Gelecekte arzulanan kültüre bir köprü kurun. Hiçbir kuruluş, kendisini başarıya iten kültürün temel unsurlarını görmezden gelmek istemez. Burada temel anahtar; dönüşümü, mevcut kültürün korunması ve kullanılması gereken yönlerini belirleyerek geçmişten geleceğe bir köprü olarak düşünmektir. Miras kültürünün kalıcı güçleri tanınmalı ve geleceğin kültürüne dokunulmalıdır.

Bir kültür yol haritası oluşturun. İstenen kültürel değişimlerin gerçeğe dönüşmesi için gelecekteki yol, görsel olarak tasvir edilirken, işletme genelindeki her işlevin, bölümün ve disiplinin de temsil edilmesi gerekir. Burada devamlılığı olan aktif iletişim çok önemli bir etkendir. Kuruluşların her seviyesini kendi rollerinin kültürel etkilerini duymaya, yorumlamaya ve netleştirmeye davet eden kapsamlı iletişim stratejileri, kültürel değişimleri daha da harekete geçirebilir.
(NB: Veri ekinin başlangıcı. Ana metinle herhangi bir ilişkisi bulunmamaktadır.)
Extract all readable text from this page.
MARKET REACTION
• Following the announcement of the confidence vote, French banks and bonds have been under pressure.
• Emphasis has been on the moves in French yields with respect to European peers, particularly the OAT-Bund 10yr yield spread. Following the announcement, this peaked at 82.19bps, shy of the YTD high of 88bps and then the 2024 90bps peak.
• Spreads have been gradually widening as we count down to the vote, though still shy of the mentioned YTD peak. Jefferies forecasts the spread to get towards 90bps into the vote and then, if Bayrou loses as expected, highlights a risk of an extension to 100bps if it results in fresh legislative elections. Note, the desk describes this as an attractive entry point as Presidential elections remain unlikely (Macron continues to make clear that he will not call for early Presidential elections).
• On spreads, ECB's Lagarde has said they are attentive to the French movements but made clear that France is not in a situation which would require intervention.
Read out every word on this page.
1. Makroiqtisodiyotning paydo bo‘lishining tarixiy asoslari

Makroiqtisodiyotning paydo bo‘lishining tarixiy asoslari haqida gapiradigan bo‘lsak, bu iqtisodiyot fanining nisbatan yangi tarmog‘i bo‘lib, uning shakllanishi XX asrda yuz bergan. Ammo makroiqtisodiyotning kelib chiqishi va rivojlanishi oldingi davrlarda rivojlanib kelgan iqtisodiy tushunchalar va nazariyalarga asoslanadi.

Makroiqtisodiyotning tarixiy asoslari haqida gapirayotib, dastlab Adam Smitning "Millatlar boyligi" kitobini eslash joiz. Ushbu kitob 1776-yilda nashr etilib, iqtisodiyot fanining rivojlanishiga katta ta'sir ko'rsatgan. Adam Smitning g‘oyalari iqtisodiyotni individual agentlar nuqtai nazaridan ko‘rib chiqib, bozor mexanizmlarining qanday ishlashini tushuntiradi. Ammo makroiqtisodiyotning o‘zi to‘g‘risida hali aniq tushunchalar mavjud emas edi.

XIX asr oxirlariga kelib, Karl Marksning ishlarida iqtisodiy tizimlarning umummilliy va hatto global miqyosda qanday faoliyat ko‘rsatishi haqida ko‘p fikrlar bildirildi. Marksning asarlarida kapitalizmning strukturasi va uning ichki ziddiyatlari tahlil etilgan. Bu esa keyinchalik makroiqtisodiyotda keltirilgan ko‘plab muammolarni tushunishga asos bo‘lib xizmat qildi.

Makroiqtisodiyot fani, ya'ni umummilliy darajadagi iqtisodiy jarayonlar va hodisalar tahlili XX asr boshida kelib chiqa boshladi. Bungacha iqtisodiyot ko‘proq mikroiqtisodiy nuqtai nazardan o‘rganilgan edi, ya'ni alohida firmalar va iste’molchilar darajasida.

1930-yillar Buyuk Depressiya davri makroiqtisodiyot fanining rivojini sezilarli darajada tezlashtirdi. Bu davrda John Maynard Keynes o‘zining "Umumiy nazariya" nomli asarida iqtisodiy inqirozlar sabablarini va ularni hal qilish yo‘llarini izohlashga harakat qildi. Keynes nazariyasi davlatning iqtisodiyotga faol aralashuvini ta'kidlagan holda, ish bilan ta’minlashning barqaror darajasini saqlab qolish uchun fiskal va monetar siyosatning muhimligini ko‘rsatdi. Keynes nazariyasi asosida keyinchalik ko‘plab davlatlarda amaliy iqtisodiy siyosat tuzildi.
İstenen kültürü tüm kuruluş sistemlerinde güçlendirin. Davranışları değiştirmeye güçlü bir şekilde odaklanmak, başarı için gerekli bir koşuldur. Tutumları şekillendirmeye çalışmak veya bir dizi değer geliştirip iletmeye çalışmak ise yeterli değildir. Bu nedenle liderler, teşviklerin istenen davranışları pekiştirmesini sağlamalıdır. İstenen kültürü desteklemek ve davranışları güçlendirmek için tüm kilit sistemler gözden geçirilmelidir. İşe alma, değerlendirme, performans yönetimi ve geliştirme gibi tüm önemli insan süreçleri, arzu edilen kültürü yönlendirmek için dikkatli bir şekilde değerlendirilmeli ve tutarlı bir şekilde değiştirilmelidir.

Ortaya çıkan kültürü hızla ödüllendirin. İnsanlar engelleri yıktıklarında, birlikte çalışmak için risk aldıklarında ve arzu edilen kültürü yaşamaya başladıklarında, liderler bunu fark etmelidir. Çalışanları motive eden doğru zamandaki yaratıcı ve kişisel tanınma teşviki, yeni davranışları hızlandırır. Bu yaklaşım tutarlı bir şekilde uygulanırsa, mevcut eylemler hızla ortaya çıkan kültürün “gerçek” olduğu ve “her zaman yapılan şeylerin” artık bir şeyleri yapma şekli olmadığı inancını oluşturur.

Son olarak, kültür değişiminin bir sürat koşusu değil, bir maraton olduğunu kabul etmek gerekiyor. Yeni hissettiren çoğu şey gibi, yöneticiler başlangıç ​​aşamasında arzu edilen kültürü yaratmanın bir parçası olmalıdır. Bununla birlikte, insanların bu tür değişim çabaları konusunda daha enerjik olmaları da daha yüksektir. Kapsam ve derinliklerine bağlı olarak, kültür değişikliği girişimleri 18 ila 36 ay sürebilir. Burada ilerlemeyi ölçmek ve yol boyunca atılımları takdir etmek de çok önemlidir.